Similarly, one particular genetic change netted by the survey was found exclusively in brain tumors. That mutation was particularly intriguing because of its potential near-term clinical importance. Specific mutations in the isocitrate dehydrogenase gene IDH1 were found in 12 percent of the brain tumors. They were found in almost all cases of secondary glioblastomas - developing from lower-grade tumors - but rarely in primary high-grade glioblastomas. They also tended to affect younger patients (average age 33 compared to age 53 for patients without the mutations). Patients whose brain tumors had the IDH1mutation lived significantly longer with their cancer than those who did not.
Although it is not known how the IDH1 mutation contributes to cancer, Vogelstein said that it could help single out individuals who are likely to have better outcomes. With further research, it is conceivable that the mutation could have relevance for therapy, he said.

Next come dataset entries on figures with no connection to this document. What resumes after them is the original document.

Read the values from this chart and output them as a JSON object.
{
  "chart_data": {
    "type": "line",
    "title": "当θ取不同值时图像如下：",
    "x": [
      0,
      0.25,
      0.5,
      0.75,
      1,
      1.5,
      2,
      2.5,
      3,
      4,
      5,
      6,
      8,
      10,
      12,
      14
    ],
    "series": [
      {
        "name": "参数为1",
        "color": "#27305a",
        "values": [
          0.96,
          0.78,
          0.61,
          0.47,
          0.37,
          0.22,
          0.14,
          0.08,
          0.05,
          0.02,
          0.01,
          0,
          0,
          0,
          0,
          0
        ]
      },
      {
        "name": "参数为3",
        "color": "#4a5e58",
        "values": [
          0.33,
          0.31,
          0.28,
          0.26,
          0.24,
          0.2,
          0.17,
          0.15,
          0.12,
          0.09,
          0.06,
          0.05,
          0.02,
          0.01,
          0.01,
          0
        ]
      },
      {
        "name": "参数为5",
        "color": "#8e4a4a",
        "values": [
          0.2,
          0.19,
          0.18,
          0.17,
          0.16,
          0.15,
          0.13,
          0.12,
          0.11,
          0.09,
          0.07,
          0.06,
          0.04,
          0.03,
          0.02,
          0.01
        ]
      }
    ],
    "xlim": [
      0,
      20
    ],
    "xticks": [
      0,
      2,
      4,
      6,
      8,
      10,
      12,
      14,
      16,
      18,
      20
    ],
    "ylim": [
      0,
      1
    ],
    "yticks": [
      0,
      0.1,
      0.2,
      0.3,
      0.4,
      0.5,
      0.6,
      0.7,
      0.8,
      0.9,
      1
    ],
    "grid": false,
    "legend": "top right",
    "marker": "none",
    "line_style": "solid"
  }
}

Like the Vogelstein group's 2007 findings on breast and colon cancer, the new study suggests that many these diseases are caused not by a few major genetic kingpins, but instead by a large cast of minor culprits. How this multiplicity of cancer triggers can best be confronted is uncertain, but the authors of the two papers say it may force a shift in drug development emphasis. The best hope for new therapies, they wrote, "may lie in the discovery of agents that target the physiologic effects of the altered pathways and processes, rather than their individual genetic components."